Io non sarei così sicuro non tanto dei voti guadagnati, quanto di quelli persi. Oggi tutti cantano il successo del Front National di Philippot e Marine, ma non bisogna dimenticare che con Jean Marie il partito era al 17%, non al 2%, e che con gli avvenimenti di questi ultimi anni anche Jean Marie avrebbe guadagnato qualche punto, magari non fino al 30%. Ma almeno 2/3 dei votanti del Front hanno più le idee del padre che della figlia. Quando, per rassicurarla, le dicono che il padre ha 86 anni e soprattutto non ha quadri e dirigenti su cui contare, si dimenticano che, di fatto, tutti i dirigenti del Front National sono stati cacciati negli ultimi quattro anni e hanno tutti il dente avvelenato con Marine. Di certo, se avessero la possibilità di fargliela pagare non esiterebbero. Altra cosa è poi la base: ci son cose che si sanno e cose che non si sanno del Front. Fin dove Jean Marie è disposto a sputtanare non si sa; per adesso dice che fonderà un’associazione ma non un partito: il fine è restare all’interno del Front, diventato per lui ormai un partito “socialista eterofobo”, per ricambiarne la rotta. Chi vivrà vedrà! Intanto, se da un lato nei sondaggi l’FN arriva al secondo turno delle presidenziali in ogni caso e Marine è data vincente al ballottaggio con Hollande, questa storia ha fatto scendere di quattro punti l’indice di gradimento.

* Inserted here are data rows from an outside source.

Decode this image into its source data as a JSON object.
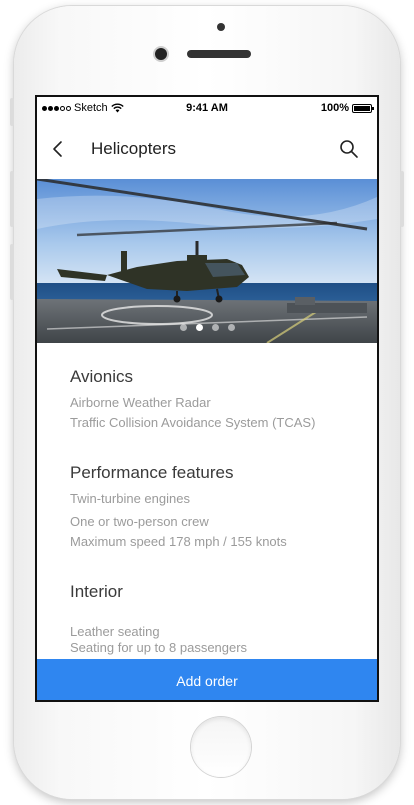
{
  "status_bar": {
    "carrier": "Sketch",
    "time": "9:41 AM",
    "battery": "100%"
  },
  "nav": {
    "title": "Helicopters",
    "back_icon": "chevron-left-icon",
    "search_icon": "search-icon"
  },
  "carousel": {
    "image": "helicopter-on-ship-deck",
    "page_count": 4,
    "active_index": 1
  },
  "sections": [
    {
      "title": "Avionics",
      "items": [
        "Airborne Weather Radar",
        "Traffic Collision Avoidance System (TCAS)"
      ]
    },
    {
      "title": "Performance features",
      "items": [
        "Twin-turbine engines",
        "One or two-person crew",
        "Maximum speed 178 mph / 155 knots"
      ]
    },
    {
      "title": "Interior",
      "items": [
        "Leather seating",
        "Seating for up to 8 passengers"
      ]
    }
  ],
  "cta": {
    "label": "Add order"
  },
  "colors": {
    "accent": "#2f86f0",
    "heading": "#3a3a3a",
    "muted": "#9b9b9b"
  }
}
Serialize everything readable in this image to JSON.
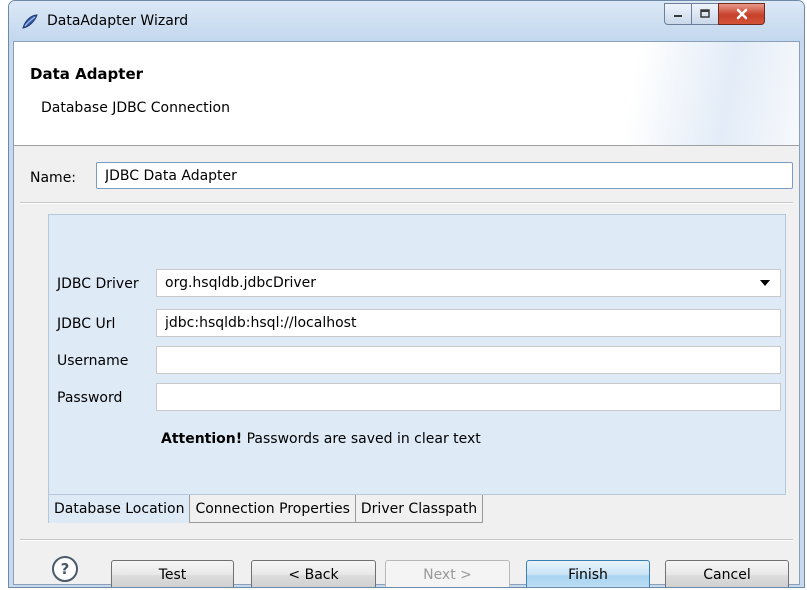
{
  "window": {
    "title": "DataAdapter Wizard"
  },
  "header": {
    "title": "Data Adapter",
    "description": "Database JDBC Connection"
  },
  "name": {
    "label": "Name:",
    "value": "JDBC Data Adapter"
  },
  "fields": {
    "driver": {
      "label": "JDBC Driver",
      "value": "org.hsqldb.jdbcDriver"
    },
    "url": {
      "label": "JDBC Url",
      "value": "jdbc:hsqldb:hsql://localhost"
    },
    "username": {
      "label": "Username",
      "value": ""
    },
    "password": {
      "label": "Password",
      "value": ""
    }
  },
  "attention": {
    "strong": "Attention!",
    "text": "Passwords are saved in clear text"
  },
  "tabs": [
    {
      "label": "Database Location",
      "active": true
    },
    {
      "label": "Connection Properties",
      "active": false
    },
    {
      "label": "Driver Classpath",
      "active": false
    }
  ],
  "buttons": {
    "help": "?",
    "test": "Test",
    "back": "< Back",
    "next": "Next >",
    "finish": "Finish",
    "cancel": "Cancel"
  },
  "colors": {
    "accent": "#3c7fb1",
    "panel": "#deeaf6",
    "close_button": "#c7402a"
  }
}
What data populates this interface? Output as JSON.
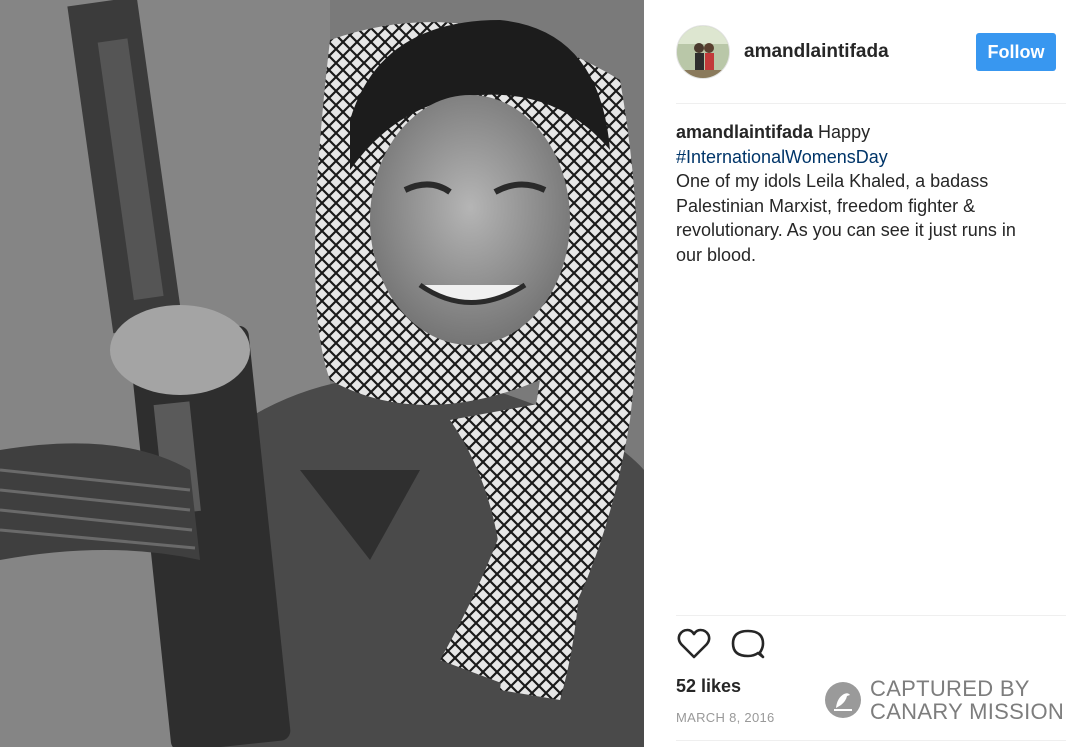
{
  "post": {
    "username": "amandlaintifada",
    "follow_label": "Follow",
    "caption": {
      "username": "amandlaintifada",
      "lead": "Happy",
      "hashtag": "#InternationalWomensDay",
      "body": "One of my idols Leila Khaled, a badass Palestinian Marxist, freedom fighter & revolutionary. As you can see it just runs in our blood."
    },
    "likes": "52 likes",
    "date": "MARCH 8, 2016"
  },
  "watermark": {
    "line1": "CAPTURED BY",
    "line2": "CANARY MISSION"
  },
  "icons": {
    "like": "heart-icon",
    "comment": "comment-bubble-icon",
    "watermark_logo": "canary-bird-icon"
  },
  "colors": {
    "follow_button": "#3897f0",
    "hashtag": "#003569",
    "text": "#262626",
    "muted": "#999999",
    "watermark": "#7d7d7d"
  }
}
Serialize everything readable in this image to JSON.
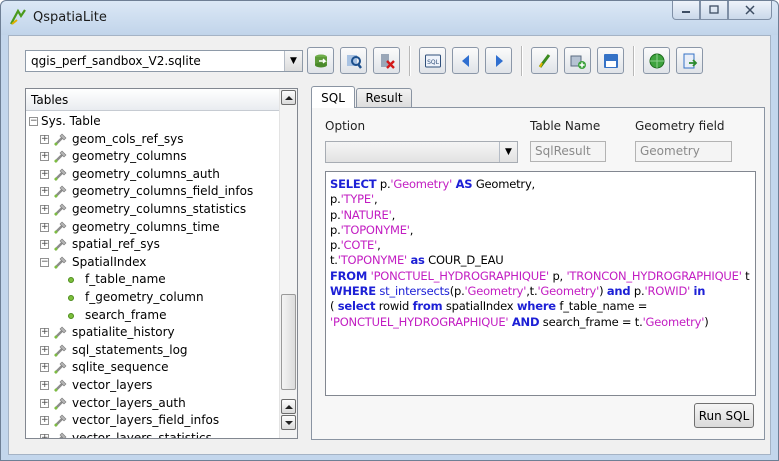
{
  "window": {
    "title": "QspatiaLite"
  },
  "database": {
    "selected": "qgis_perf_sandbox_V2.sqlite"
  },
  "toolbar": {
    "buttons": [
      {
        "name": "connect-db-button",
        "icon": "db-connect-icon"
      },
      {
        "name": "search-db-button",
        "icon": "magnifier-icon"
      },
      {
        "name": "delete-button",
        "icon": "delete-icon"
      },
      {
        "name": "sql-button",
        "icon": "sql-icon"
      },
      {
        "name": "previous-button",
        "icon": "arrow-left-icon"
      },
      {
        "name": "next-button",
        "icon": "arrow-right-icon"
      },
      {
        "name": "edit-button",
        "icon": "pencil-icon"
      },
      {
        "name": "add-layer-button",
        "icon": "add-layer-icon"
      },
      {
        "name": "save-button",
        "icon": "save-icon"
      },
      {
        "name": "globe-button",
        "icon": "globe-icon"
      },
      {
        "name": "export-button",
        "icon": "export-icon"
      }
    ]
  },
  "tree": {
    "header": "Tables",
    "items": [
      {
        "label": "Sys. Table",
        "level": 0,
        "expander": "minus",
        "icon": "none"
      },
      {
        "label": "geom_cols_ref_sys",
        "level": 1,
        "expander": "plus",
        "icon": "table-icon"
      },
      {
        "label": "geometry_columns",
        "level": 1,
        "expander": "plus",
        "icon": "table-icon"
      },
      {
        "label": "geometry_columns_auth",
        "level": 1,
        "expander": "plus",
        "icon": "table-icon"
      },
      {
        "label": "geometry_columns_field_infos",
        "level": 1,
        "expander": "plus",
        "icon": "table-icon"
      },
      {
        "label": "geometry_columns_statistics",
        "level": 1,
        "expander": "plus",
        "icon": "table-icon"
      },
      {
        "label": "geometry_columns_time",
        "level": 1,
        "expander": "plus",
        "icon": "table-icon"
      },
      {
        "label": "spatial_ref_sys",
        "level": 1,
        "expander": "plus",
        "icon": "table-icon"
      },
      {
        "label": "SpatialIndex",
        "level": 1,
        "expander": "minus",
        "icon": "table-icon"
      },
      {
        "label": "f_table_name",
        "level": 2,
        "expander": "none",
        "icon": "column-icon"
      },
      {
        "label": "f_geometry_column",
        "level": 2,
        "expander": "none",
        "icon": "column-icon"
      },
      {
        "label": "search_frame",
        "level": 2,
        "expander": "none",
        "icon": "column-icon"
      },
      {
        "label": "spatialite_history",
        "level": 1,
        "expander": "plus",
        "icon": "table-icon"
      },
      {
        "label": "sql_statements_log",
        "level": 1,
        "expander": "plus",
        "icon": "table-icon"
      },
      {
        "label": "sqlite_sequence",
        "level": 1,
        "expander": "plus",
        "icon": "table-icon"
      },
      {
        "label": "vector_layers",
        "level": 1,
        "expander": "plus",
        "icon": "table-icon"
      },
      {
        "label": "vector_layers_auth",
        "level": 1,
        "expander": "plus",
        "icon": "table-icon"
      },
      {
        "label": "vector_layers_field_infos",
        "level": 1,
        "expander": "plus",
        "icon": "table-icon"
      },
      {
        "label": "vector_layers_statistics",
        "level": 1,
        "expander": "plus",
        "icon": "table-icon"
      }
    ]
  },
  "tabs": [
    {
      "label": "SQL",
      "active": true
    },
    {
      "label": "Result",
      "active": false
    }
  ],
  "sql_panel": {
    "option_label": "Option",
    "option_value": "",
    "table_name_label": "Table Name",
    "table_name_value": "SqlResult",
    "geometry_field_label": "Geometry field",
    "geometry_field_value": "Geometry",
    "run_button": "Run SQL",
    "query_lines": [
      [
        {
          "t": "SELECT",
          "c": "kw"
        },
        {
          "t": " p.",
          "c": ""
        },
        {
          "t": "'Geometry'",
          "c": "str"
        },
        {
          "t": " ",
          "c": ""
        },
        {
          "t": "AS",
          "c": "kw"
        },
        {
          "t": " Geometry,",
          "c": ""
        }
      ],
      [
        {
          "t": "p.",
          "c": ""
        },
        {
          "t": "'TYPE'",
          "c": "str"
        },
        {
          "t": ",",
          "c": ""
        }
      ],
      [
        {
          "t": "p.",
          "c": ""
        },
        {
          "t": "'NATURE'",
          "c": "str"
        },
        {
          "t": ",",
          "c": ""
        }
      ],
      [
        {
          "t": "p.",
          "c": ""
        },
        {
          "t": "'TOPONYME'",
          "c": "str"
        },
        {
          "t": ",",
          "c": ""
        }
      ],
      [
        {
          "t": "p.",
          "c": ""
        },
        {
          "t": "'COTE'",
          "c": "str"
        },
        {
          "t": ",",
          "c": ""
        }
      ],
      [
        {
          "t": "t.",
          "c": ""
        },
        {
          "t": "'TOPONYME'",
          "c": "str"
        },
        {
          "t": " ",
          "c": ""
        },
        {
          "t": "as",
          "c": "kw"
        },
        {
          "t": " COUR_D_EAU",
          "c": ""
        }
      ],
      [
        {
          "t": "FROM",
          "c": "kw"
        },
        {
          "t": " ",
          "c": ""
        },
        {
          "t": "'PONCTUEL_HYDROGRAPHIQUE'",
          "c": "str"
        },
        {
          "t": " p, ",
          "c": ""
        },
        {
          "t": "'TRONCON_HYDROGRAPHIQUE'",
          "c": "str"
        },
        {
          "t": " t",
          "c": ""
        }
      ],
      [
        {
          "t": "WHERE",
          "c": "kw"
        },
        {
          "t": " ",
          "c": ""
        },
        {
          "t": "st_intersects",
          "c": "fn"
        },
        {
          "t": "(p.",
          "c": ""
        },
        {
          "t": "'Geometry'",
          "c": "str"
        },
        {
          "t": ",t.",
          "c": ""
        },
        {
          "t": "'Geometry'",
          "c": "str"
        },
        {
          "t": ") ",
          "c": ""
        },
        {
          "t": "and",
          "c": "kw"
        },
        {
          "t": " p.",
          "c": ""
        },
        {
          "t": "'ROWID'",
          "c": "str"
        },
        {
          "t": " ",
          "c": ""
        },
        {
          "t": "in",
          "c": "kw"
        }
      ],
      [
        {
          "t": "( ",
          "c": ""
        },
        {
          "t": "select",
          "c": "kw"
        },
        {
          "t": " rowid ",
          "c": ""
        },
        {
          "t": "from",
          "c": "kw"
        },
        {
          "t": " spatialIndex ",
          "c": ""
        },
        {
          "t": "where",
          "c": "kw"
        },
        {
          "t": " f_table_name =",
          "c": ""
        }
      ],
      [
        {
          "t": "'PONCTUEL_HYDROGRAPHIQUE'",
          "c": "str"
        },
        {
          "t": " ",
          "c": ""
        },
        {
          "t": "AND",
          "c": "kw"
        },
        {
          "t": " search_frame = t.",
          "c": ""
        },
        {
          "t": "'Geometry'",
          "c": "str"
        },
        {
          "t": ")",
          "c": ""
        }
      ]
    ]
  },
  "colors": {
    "keyword": "#1d20d6",
    "string": "#c21dc2",
    "frame": "#c3d6ec"
  }
}
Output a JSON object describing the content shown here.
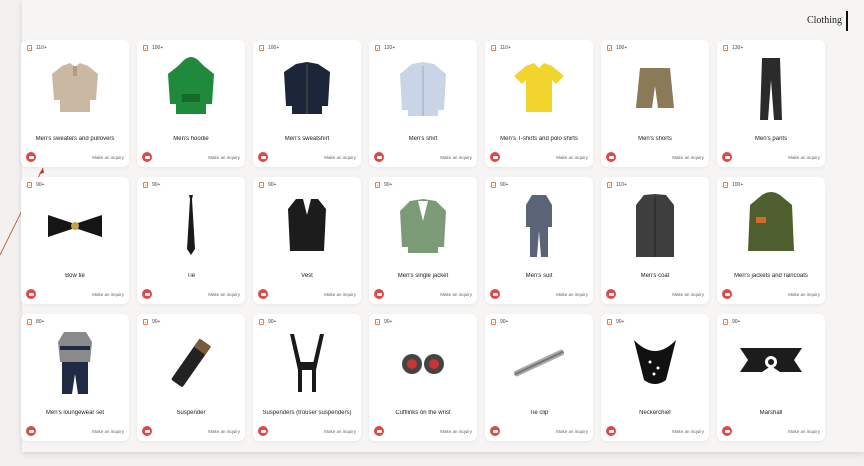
{
  "header": {
    "title": "Clothing"
  },
  "products": [
    {
      "count": "110+",
      "name": "Men's sweaters and pullovers",
      "icon": "sweater",
      "color": "#cbb8a2"
    },
    {
      "count": "100+",
      "name": "Men's hoodie",
      "icon": "hoodie",
      "color": "#1f8a3b"
    },
    {
      "count": "100+",
      "name": "Men's sweatshirt",
      "icon": "jacket",
      "color": "#1d2638"
    },
    {
      "count": "120+",
      "name": "Men's shirt",
      "icon": "shirt",
      "color": "#c9d4e6"
    },
    {
      "count": "110+",
      "name": "Men's T-shirts and polo shirts",
      "icon": "tshirt",
      "color": "#f1d52c"
    },
    {
      "count": "100+",
      "name": "Men's shorts",
      "icon": "shorts",
      "color": "#8a7a58"
    },
    {
      "count": "130+",
      "name": "Men's pants",
      "icon": "pants",
      "color": "#2b2b2b"
    },
    {
      "count": "90+",
      "name": "Bow tie",
      "icon": "bowtie",
      "color": "#151515"
    },
    {
      "count": "90+",
      "name": "Tie",
      "icon": "tie",
      "color": "#1a1a1a"
    },
    {
      "count": "90+",
      "name": "Vest",
      "icon": "vest",
      "color": "#1c1c1c"
    },
    {
      "count": "90+",
      "name": "Men's single jacket",
      "icon": "blazer",
      "color": "#7b9a76"
    },
    {
      "count": "90+",
      "name": "Men's suit",
      "icon": "suit",
      "color": "#5a6378"
    },
    {
      "count": "110+",
      "name": "Men's coat",
      "icon": "coat",
      "color": "#3e3e3e"
    },
    {
      "count": "100+",
      "name": "Men's jackets and raincoats",
      "icon": "parka",
      "color": "#4e5e2f"
    },
    {
      "count": "80+",
      "name": "Men's loungewear set",
      "icon": "lounge",
      "color": "#1f2a44"
    },
    {
      "count": "90+",
      "name": "Suspender",
      "icon": "suspender",
      "color": "#222"
    },
    {
      "count": "90+",
      "name": "Suspenders (trouser suspenders)",
      "icon": "suspenders",
      "color": "#1a1a1a"
    },
    {
      "count": "90+",
      "name": "Cufflinks on the wrist",
      "icon": "cufflinks",
      "color": "#444"
    },
    {
      "count": "90+",
      "name": "Tie clip",
      "icon": "tieclip",
      "color": "#aaa"
    },
    {
      "count": "90+",
      "name": "Neckerchief",
      "icon": "neckerchief",
      "color": "#111"
    },
    {
      "count": "90+",
      "name": "Marshall",
      "icon": "marshall",
      "color": "#1c1c1c"
    }
  ],
  "inquiry_label": "Make an inquiry",
  "accent_color": "#e04848",
  "count_icon_color": "#e8803a"
}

Dulcis in fundo, i perdenti della civiltà globale e nazionale sono comunque sempre gli stessi: i Francesi che lavorano e che hanno il gran privilegio di avere un’auto per andare a lavoro, soprattutto perché fuori Parigi i mezzi pubblici, a suon di tagli, ormai non esistono più: ebbene, per far cassa ancora guerra agli automobilisti, gli unici criminali contro cui lo stato francese osa far guerra. Dall’altro ieri sono state triplicate le telecamere sui semafori e sulle corsie degli autobus, solo a Parigi 300 km in più di strade controllate in un solo giorno, limiti di velocità sulle interurbane abbassati da 90 a 80 km/h, per adesso in prova su tre assi e poi su tutto il paese. Installati nuovi tipi di autovelox capaci di dire in tempo reale tutte le multe accumulate su quella targa: se il conducente non regola immediatamente la sua posizione, ritiro immediato del veicolo. Sulla tangenziale di Parigi il limite è stato portato addirittura a 70 km/h con autovelox ogni chilometro. La scusa era ridurre l’inquinamento: le prime analisi mostrano il contrario, ma il sindaco ecologista di Parigi non torna indietro, preferisce inquinare di più e fare più multe. Ah i valori della sinistra morale! Ultima chicca: l’uso degli elicotteri militari non è più autorizzato per inseguire gli autori di crimini come l’omicidio, il furto o la violenza, ma solo in caso di attentati o sequestri. E’ tuttavia concesso per inseguire auto che hanno commesso infrazioni al codice stradale e che non si sono fermate al posto di blocco. Se avete ucciso un bambino e scappate non si può richiedere l’elicottero, ma se siete stati multati dall’autovelox a 140 km/h in autostrada e all’uscita non vi fermate al controllo, l’elicottero può intervenire."